Watchmen ended with a bit of a cliffhanger. Angela lost her husband, Cal/Dr. Manhattan (Yahya Abdul-Mateen II), but saved the day. At the end of the series while replaying conversations with her late husband, Angela realized he may have left her a gift. Was it the gift of his great power or something else? She ate an egg and put her foot to the water to see if she had gained his power. Cut to black. Viewers were left to imagine what happened to Angela.

"It's funny because to me, I felt like she falls in," King said with a laugh. "I have always looked at it as just the ultimate love story. And I guess just as a person that loves to watch stories and read stories, that the writing team, that they were able to infuse a love story within all of this wildness, it was kind of magical in a lot of ways, you know? I'm like every other person that's in love with love, just wants to see it prevail the way it does…Playing Angela, when we got to the point where she's going back over in her mind of the last moments she and John were together and then sees that egg, I looked at it as less of opportunity to inherit Dr. Manhattan's powers and more of an opportunity to have possibly one more moment, or possibly a lifetime, with the man she loves."

Lindelof has said he would be open to Watchmen becoming an anthology, with no immediate plans for a second season until he gets an idea that moved him as much as the first season. King would certainly be open to return alongside him. 

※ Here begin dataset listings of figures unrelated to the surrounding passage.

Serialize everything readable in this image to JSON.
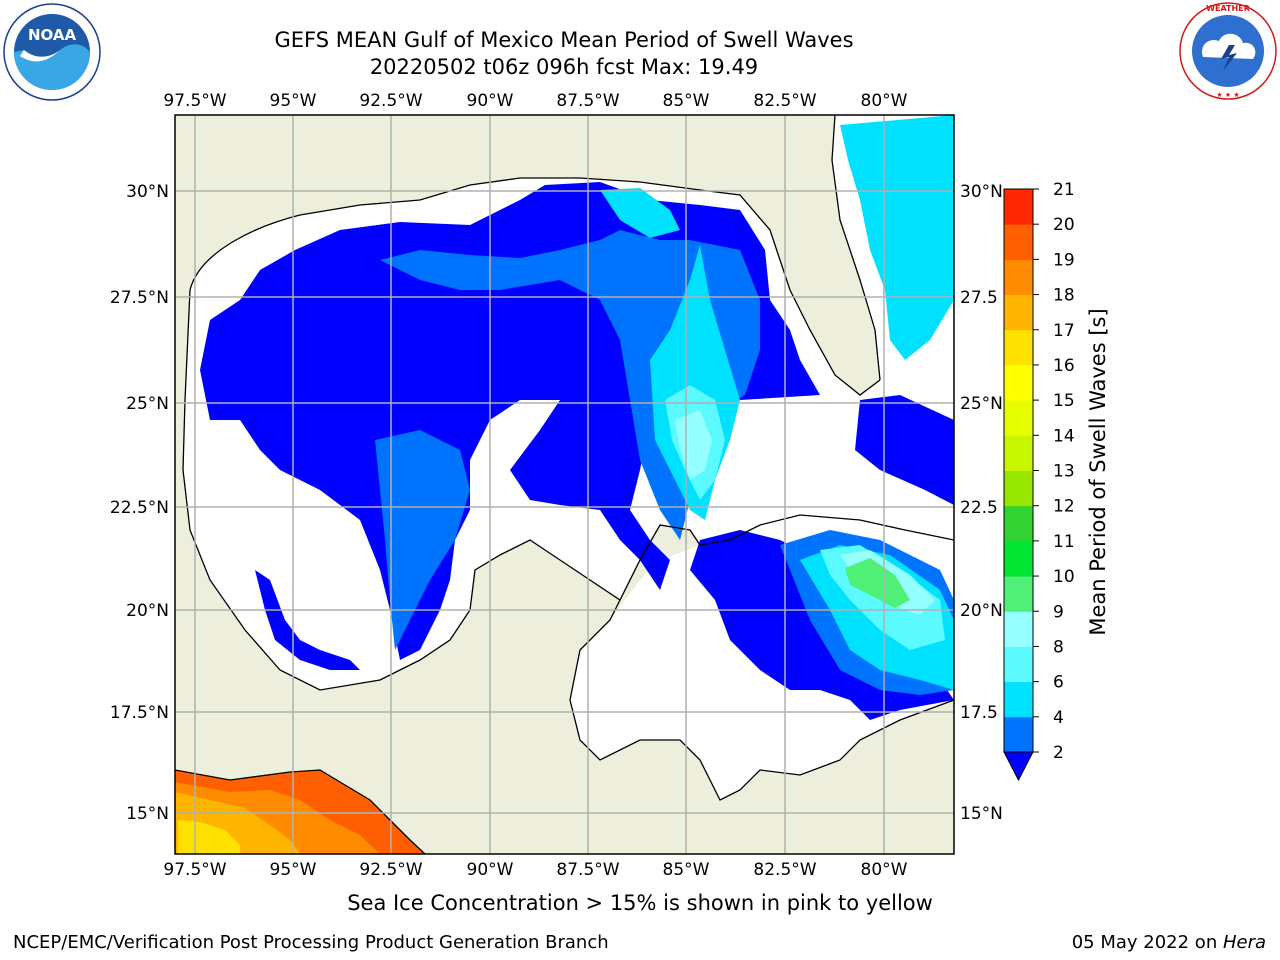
{
  "header": {
    "title_line1": "GEFS MEAN Gulf of Mexico Mean Period of Swell Waves",
    "title_line2": "20220502 t06z 096h fcst   Max: 19.49"
  },
  "logos": {
    "left": {
      "name": "noaa-logo",
      "text": "NOAA",
      "ring_text": "NATIONAL OCEANIC AND ATMOSPHERIC ADMINISTRATION · U.S. DEPARTMENT OF COMMERCE"
    },
    "right": {
      "name": "nws-logo",
      "ring_text": "NATIONAL WEATHER SERVICE"
    }
  },
  "map": {
    "lon_labels": [
      "97.5°W",
      "95°W",
      "92.5°W",
      "90°W",
      "87.5°W",
      "85°W",
      "82.5°W",
      "80°W"
    ],
    "lat_labels": [
      "30°N",
      "27.5°N",
      "25°N",
      "22.5°N",
      "20°N",
      "17.5°N",
      "15°N"
    ],
    "lat_labels_right": [
      "30°N",
      "27.5",
      "25°N",
      "22.5",
      "20°N",
      "17.5",
      "15°N"
    ],
    "colors": {
      "land": "#eeeedd",
      "ocean_blank": "#ffffff",
      "grid": "#b0b0b0"
    }
  },
  "colorbar": {
    "label": "Mean Period of Swell Waves [s]",
    "ticks": [
      "2",
      "4",
      "6",
      "8",
      "9",
      "10",
      "11",
      "12",
      "13",
      "14",
      "15",
      "16",
      "17",
      "18",
      "19",
      "20",
      "21"
    ],
    "colors": [
      "#0073ff",
      "#00e1ff",
      "#5afaff",
      "#96ffff",
      "#50f078",
      "#00e632",
      "#32d232",
      "#96e600",
      "#c8f500",
      "#e6ff00",
      "#ffff00",
      "#ffe100",
      "#ffb400",
      "#ff8c00",
      "#ff5f00",
      "#ff2800"
    ],
    "extend_color": "#0000ff"
  },
  "footer": {
    "note": "Sea Ice Concentration > 15% is shown in pink to yellow",
    "credit": "NCEP/EMC/Verification Post Processing Product Generation Branch",
    "date": "05 May 2022 on ",
    "machine": "Hera"
  }
}
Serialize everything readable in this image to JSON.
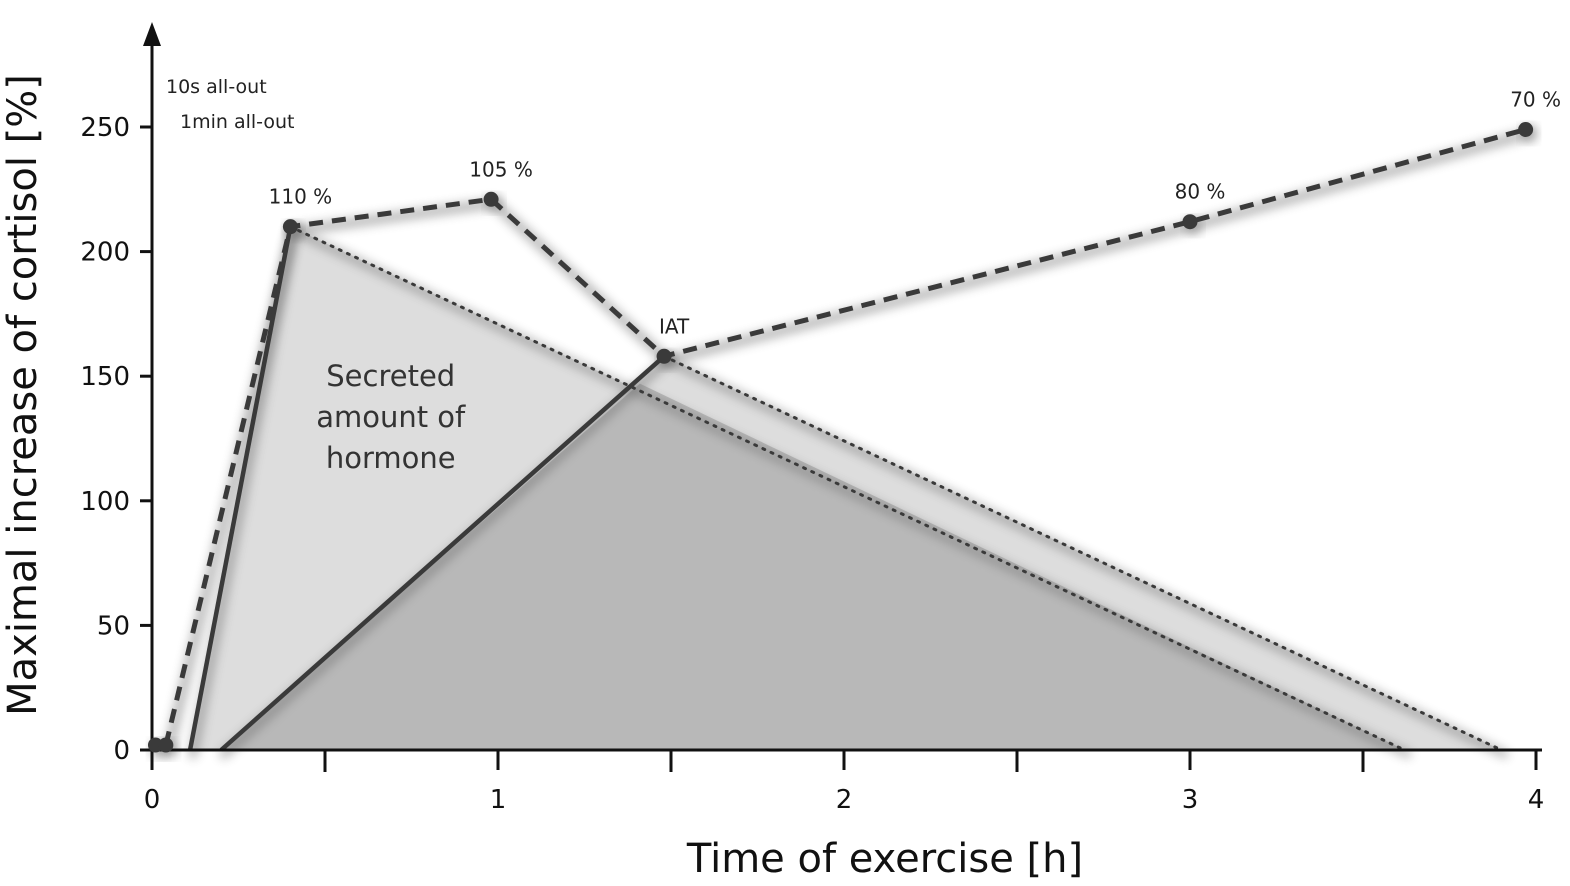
{
  "chart_data": {
    "type": "line",
    "title": "",
    "xlabel": "Time of exercise [h]",
    "ylabel": "Maximal increase of cortisol [%]",
    "xlim": [
      0,
      4
    ],
    "ylim": [
      0,
      250
    ],
    "x_ticks": [
      0,
      1,
      2,
      3,
      4
    ],
    "x_minor_ticks": [
      0.5,
      1.5,
      2.5,
      3.5
    ],
    "y_ticks": [
      0,
      50,
      100,
      150,
      200,
      250
    ],
    "legend_notes": [
      "10s all-out",
      "1min all-out"
    ],
    "points": [
      {
        "x": 0.01,
        "y": 2,
        "label": ""
      },
      {
        "x": 0.04,
        "y": 2,
        "label": ""
      },
      {
        "x": 0.4,
        "y": 210,
        "label": "110 %"
      },
      {
        "x": 0.98,
        "y": 221,
        "label": "105 %"
      },
      {
        "x": 1.48,
        "y": 158,
        "label": "IAT"
      },
      {
        "x": 3.0,
        "y": 212,
        "label": "80 %"
      },
      {
        "x": 3.97,
        "y": 249,
        "label": "70 %"
      }
    ],
    "series": [
      {
        "style": "dashed",
        "x": [
          0.04,
          0.4,
          0.98,
          1.48,
          3.0,
          3.97
        ],
        "y": [
          2,
          210,
          221,
          158,
          212,
          249
        ]
      },
      {
        "style": "solid",
        "x": [
          0.11,
          0.4
        ],
        "y": [
          0,
          210
        ]
      },
      {
        "style": "solid",
        "x": [
          0.2,
          1.48
        ],
        "y": [
          0,
          158
        ]
      },
      {
        "style": "dotted",
        "x": [
          0.4,
          3.62
        ],
        "y": [
          210,
          0
        ]
      },
      {
        "style": "dotted",
        "x": [
          1.48,
          3.9
        ],
        "y": [
          158,
          0
        ]
      }
    ],
    "areas": [
      {
        "shade": "light",
        "x": [
          0.11,
          0.4,
          3.62
        ],
        "y": [
          0,
          210,
          0
        ]
      },
      {
        "shade": "light",
        "x": [
          0.2,
          1.48,
          3.9
        ],
        "y": [
          0,
          158,
          0
        ]
      },
      {
        "shade": "dark",
        "x": [
          0.2,
          1.41,
          3.62
        ],
        "y": [
          0,
          147,
          0
        ]
      }
    ],
    "annotations": [
      {
        "text": [
          "Secreted",
          "amount of",
          "hormone"
        ],
        "x": 0.69,
        "y": 150
      }
    ]
  }
}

"I would be down for something like that if Damon was involved because I know that he's going to take care—I feel like it's very important when you are creating stories from something that exists, when you're using it as canon you have to find a way to tell your own story but still respect and honor the original work and not make the fans, like, hate you for it. And I feel like he was successful in that. So, I have to believe that if it were to come back, that he would do the same," she said. "So, even if there is no Sister Night or if there's just Sister Night in one or two episodes, I believe that that is the right thing to be."

The Watchmen Blu-ray/DVD set, with all nine episodes and a number of behind-the-scenes special features including "Hooded Justice," "The Colossal King" the 2019 New York Comic Con panel and many more, is out now.